シェラの視線に気がつき、僕は小さく首を振る。
直後、鈍い音が響いた。
「おミャえ、おミャえら!」
鈍い音のした方角に視線を向けると、ティリアはバルドの頭を蹴り、拳を打ちつけていた。
「な、何なんだいあの子」
ディジーがその光景を見て、顔を引き攣らせる。
まだ死んでいないとしても、もう瀕死の人間にそこまでやる必要はない。
「ティ……ティリア!」
「アイツ!」
僕の叫びと、シェラの叫びが重なり、ほぼ同時にティリアの元に走り出す。
シェラがティリアの腕を掴み、引きずってバルドから離した。
「何してんだお前!」
「はニャせ! はニャせ!」
ティリアはシェラに抑えつけられながら、体をバタバタと動かしている。
殴られたバルドは、頭骨が割れ皮膚が切れたのか、頭の下に血溜まりが出来ていた。
「わる……悪かった……。許して…………許して」
バルドは僕にゆっくりと手を伸ばし、服を掴む。
口から溢れる血を吐き出し、許しを求めた。
「ティリア! ティリア、落ち着け! この野郎!」
シェラはそう言って、ティリアを地面に叩きつけて押さえつける。
「ルイン!」
「シェラ! ティリアを遠ざけてください!」
僕の指示にティリアを抱きかかえ、シェラは走り出した。
「はニャせ! はニャすんだシェラ! 略奪者が、ハーラッシュ!」
シェラの肩から覗くティリアの猫目は、怒りと、憎悪に満ちていた。
ディジーの足音が響き、僕は音のする方に顔を向ける。
「……何なんだい、あれ」
ディジーの話した言葉に、僕は首を振った。
「わかりません」
血を吐くバルドを見下ろしながら、僕はそう答える。
「何か、知っていますか?」
僕の問いに返されたのは沈黙。
すでにバルドは事切れていた。
「ティリアに直接聞くのが早いですよね」
僕がそう話すと、ディジーはため息を漏らしながらシェラとティリアがいる場所に目を向けた。

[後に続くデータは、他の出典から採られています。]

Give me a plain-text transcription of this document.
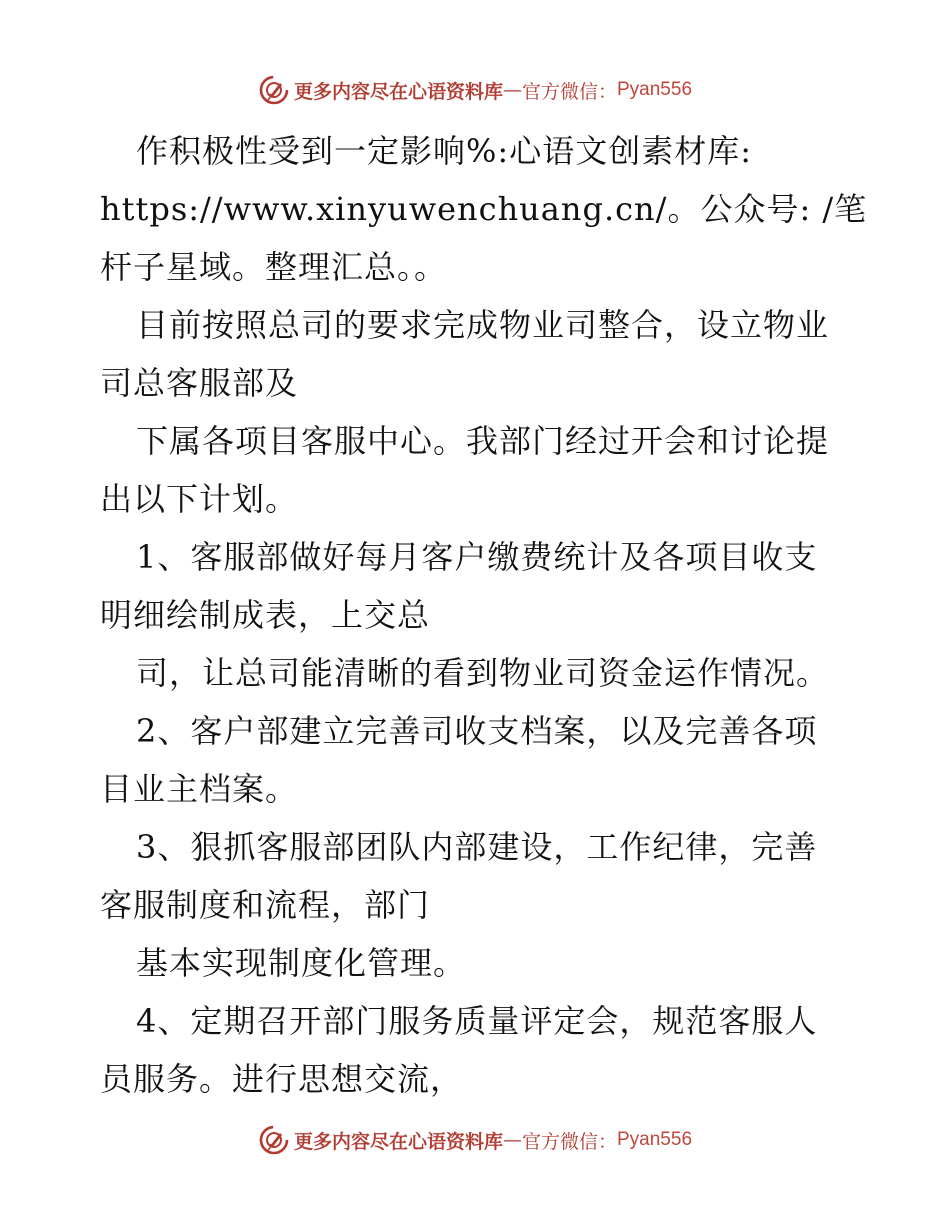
更多内容尽在心语资料库 — 官方微信： Pyan556
作积极性受到一定影响%:心语文创素材库:
https://www.xinyuwenchuang.cn/。公众号: /笔
杆子星域。整理汇总。。
目前按照总司的要求完成物业司整合，设立物业
司总客服部及
下属各项目客服中心。我部门经过开会和讨论提
出以下计划。
1、客服部做好每月客户缴费统计及各项目收支
明细绘制成表，上交总
司，让总司能清晰的看到物业司资金运作情况。
2、客户部建立完善司收支档案，以及完善各项
目业主档案。
3、狠抓客服部团队内部建设，工作纪律，完善
客服制度和流程，部门
基本实现制度化管理。
4、定期召开部门服务质量评定会，规范客服人
员服务。进行思想交流，
更多内容尽在心语资料库 — 官方微信： Pyan556
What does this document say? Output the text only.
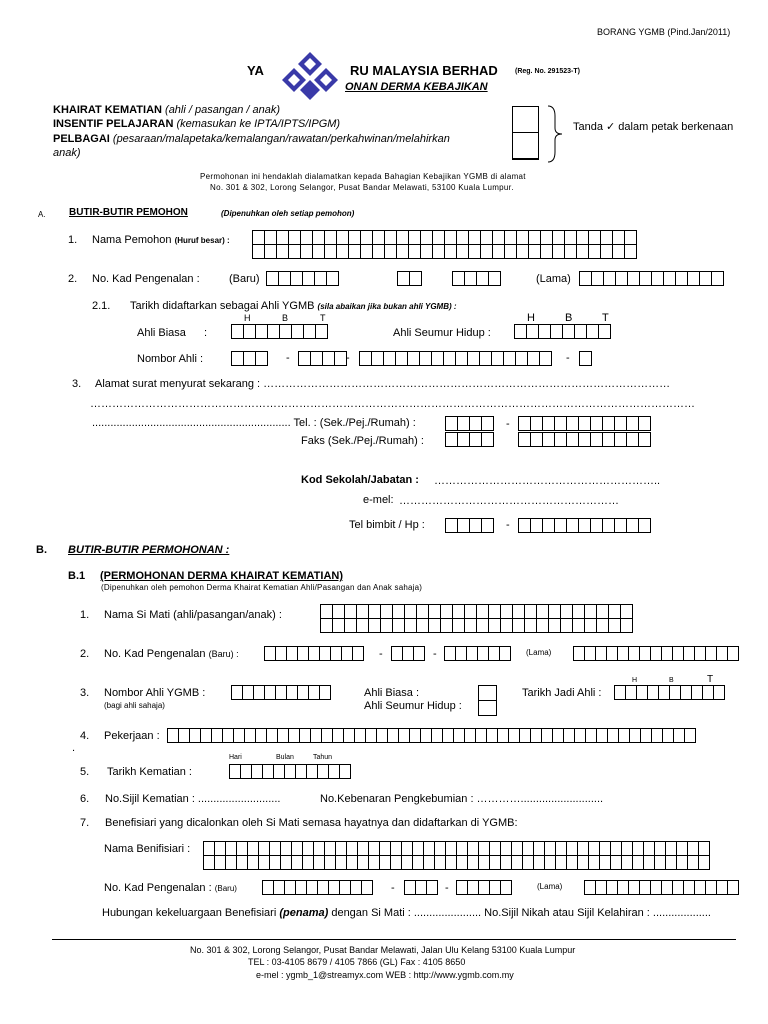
BORANG YGMB (Pind.Jan/2011)
YA	RU MALAYSIA BERHAD (Reg. No. 291523-T)
ONAN DERMA KEBAJIKAN
KHAIRAT KEMATIAN (ahli / pasangan / anak)
INSENTIF PELAJARAN (kemasukan ke IPTA/IPTS/IPGM)
PELBAGAI (pesaraan/malapetaka/kemalangan/rawatan/perkahwinan/melahirkan
anak)
Tanda ✓ dalam petak berkenaan
Permohonan ini hendaklah dialamatkan kepada Bahagian Kebajikan YGMB di alamat
No. 301 & 302, Lorong Selangor, Pusat Bandar Melawati, 53100 Kuala Lumpur.
A. BUTIR-BUTIR PEMOHON	(Dipenuhkan oleh setiap pemohon)
1. Nama Pemohon (Huruf besar) :
2. No. Kad Pengenalan :	(Baru)	(Lama)
2.1. Tarikh didaftarkan sebagai Ahli YGMB (sila abaikan jika bukan ahli YGMB) :
H	B	T
Ahli Biasa :	Ahli Seumur Hidup :
H	B	T
Nombor Ahli :	-	-	-
3. Alamat surat menyurat sekarang : …………………………………………………………………………………………………
…………………………………………………………………………………………………………………………………………………
................................................................. Tel. : (Sek./Pej./Rumah) :	-
Faks (Sek./Pej./Rumah) :
Kod Sekolah/Jabatan : ……………………………………………………..
e-mel: ……………………………………………………
Tel bimbit / Hp :	-
B. BUTIR-BUTIR PERMOHONAN :
B.1 (PERMOHONAN DERMA KHAIRAT KEMATIAN)
(Dipenuhkan oleh pemohon Derma Khairat Kematian Ahli/Pasangan dan Anak sahaja)
1. Nama Si Mati (ahli/pasangan/anak) :
2. No. Kad Pengenalan (Baru) :	-	-	(Lama)
3. Nombor Ahli YGMB :
(bagi ahli sahaja)
Ahli Biasa :
Ahli Seumur Hidup :
Tarikh Jadi Ahli :
H	B	T
4. Pekerjaan :
.
Hari	Bulan	Tahun
5. Tarikh Kematian :
6. No.Sijil Kematian : ...........................	No.Kebenaran Pengkebumian : …………...........................
7. Benefisiari yang dicalonkan oleh Si Mati semasa hayatnya dan didaftarkan di YGMB:
Nama Benifisiari :
No. Kad Pengenalan : (Baru)	-	-	(Lama)
Hubungan kekeluargaan Benefisiari (penama) dengan Si Mati : ...................... No.Sijil Nikah atau Sijil Kelahiran : ...................
No. 301 & 302, Lorong Selangor, Pusat Bandar Melawati, Jalan Ulu Kelang 53100 Kuala Lumpur
TEL : 03-4105 8679 / 4105 7866 (GL) Fax : 4105 8650
e-mel : ygmb_1@streamyx.com WEB : http://www.ygmb.com.my
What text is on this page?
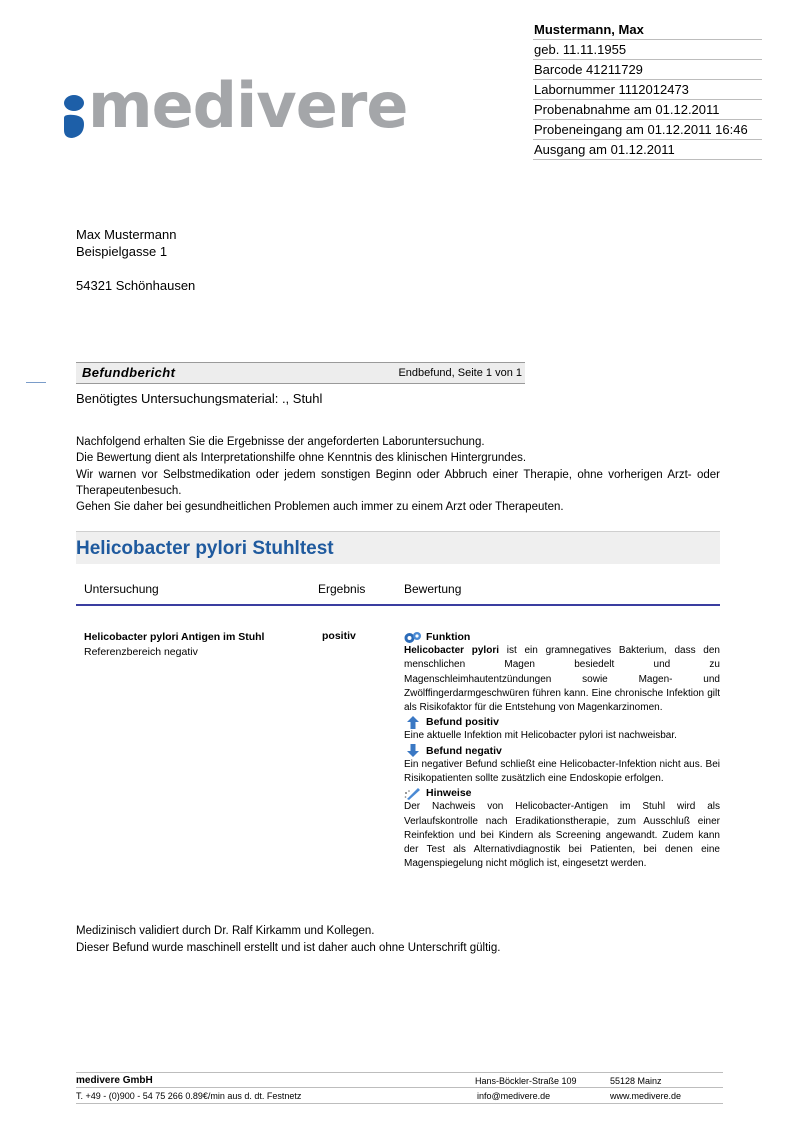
medivere
Mustermann, Max
geb. 11.11.1955
Barcode 41211729
Labornummer 1112012473
Probenabnahme am 01.12.2011
Probeneingang am 01.12.2011 16:46
Ausgang am 01.12.2011
Max Mustermann
Beispielgasse 1
54321 Schönhausen
Befundbericht	Endbefund, Seite 1 von 1
Benötigtes Untersuchungsmaterial: ., Stuhl

Nachfolgend erhalten Sie die Ergebnisse der angeforderten Laboruntersuchung.

Die Bewertung dient als Interpretationshilfe ohne Kenntnis des klinischen Hintergrundes.

Wir warnen vor Selbstmedikation oder jedem sonstigen Beginn oder Abbruch einer Therapie, ohne vorherigen Arzt- oder Therapeutenbesuch.

Gehen Sie daher bei gesundheitlichen Problemen auch immer zu einem Arzt oder Therapeuten.

Helicobacter pylori Stuhltest
Untersuchung	Ergebnis	Bewertung
Helicobacter pylori Antigen im Stuhl
Referenzbereich negativ
positiv	Funktion
Helicobacter pylori ist ein gramnegatives Bakterium, dass den menschlichen Magen besiedelt und zu Magenschleimhautentzündungen sowie Magen- und Zwölffingerdarmgeschwüren führen kann. Eine chronische Infektion gilt als Risikofaktor für die Entstehung von Magenkarzinomen.
Befund positiv
Eine aktuelle Infektion mit Helicobacter pylori ist nachweisbar.
Befund negativ
Ein negativer Befund schließt eine Helicobacter-Infektion nicht aus. Bei Risikopatienten sollte zusätzlich eine Endoskopie erfolgen.
Hinweise
Der Nachweis von Helicobacter-Antigen im Stuhl wird als Verlaufskontrolle nach Eradikationstherapie, zum Ausschluß einer Reinfektion und bei Kindern als Screening angewandt. Zudem kann der Test als Alternativdiagnostik bei Patienten, bei denen eine Magenspiegelung nicht möglich ist, eingesetzt werden.
Medizinisch validiert durch Dr. Ralf Kirkamm und Kollegen.
Dieser Befund wurde maschinell erstellt und ist daher auch ohne Unterschrift gültig.
medivere GmbH	Hans-Böckler-Straße 109	55128 Mainz
T. +49 - (0)900 - 54 75 266 0.89€/min aus d. dt. Festnetz	info@medivere.de	www.medivere.de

僕も目を向けると、シェラがティリアに何かを言っている。
声は聞こえないが、怒鳴り合っているようにも見えた。
「きっと、簡単なことじゃないね」
ディジーはそう言いながら僕に視線を向ける。
「分かるんですか?」
「まぁ、何となく」
僕の問いに、ディジーは曖昧な返答をした。
「取り敢えず、行きます」
「それが良い」
僕とディジーは歩き出し、シェラとティリアに近づいていく。
「あんな事しても意味がねぇだろ!」
「おミャえに何が分かるニャ! 初めから力を持って生まれた種族が、獣人の何を知ってるニャ!」
そんな怒鳴り声が耳に入る。
横を歩くディジーはため息を漏らし、眉間に皺を寄せた。
「ティリア……」
僕が彼女の名前を呼ぶと、彼女は僕を睨んだ。
「アイツは……?」
「死にました」
その言葉に、ティリアは歯を食いしばる。
「あ……あぁぁぁぁぁぁぁぁ!!」
そして、力任せに叫んだ。
怒りと、憎悪の制御がまるで出来ていない。
「何で、どうしてそんなに固執するんですか」
僕の声に、ティリアは息を切らしながら僕を睨んだ。
「……」
「ティリア」
何も言わない彼女に、僕は再度問いかける。
「いくら相手が悪人だとしても、流石に過剰です。あそこまでやる必要はなかったはずです」
僕がそう話すと、ティリアは歯を食いしばり、僕につかみかかる。
「ルイン!」
止めようとしたシェラを制止し、僕はティリアを見つめた。
「黙れニャ……黙れニャ」
ティリアは声を振るわせ、顔を伏せる。
伏せた顔からは、透明な雫がこぼれ落ちた。
「……ティリア、話してください」
僕の言葉に、ティリアは服を握る拳の力を強める。
葛藤にも近い何かが、話すことを抑制していた。
「何か、協力できるかも知れません」
「――っ」
僕の声に、ティリアはさらに肩を振るわせた。
そして強く息を吸う。
「ティーちゃんは……」
ティリアは、ゆっくりと口を開いた。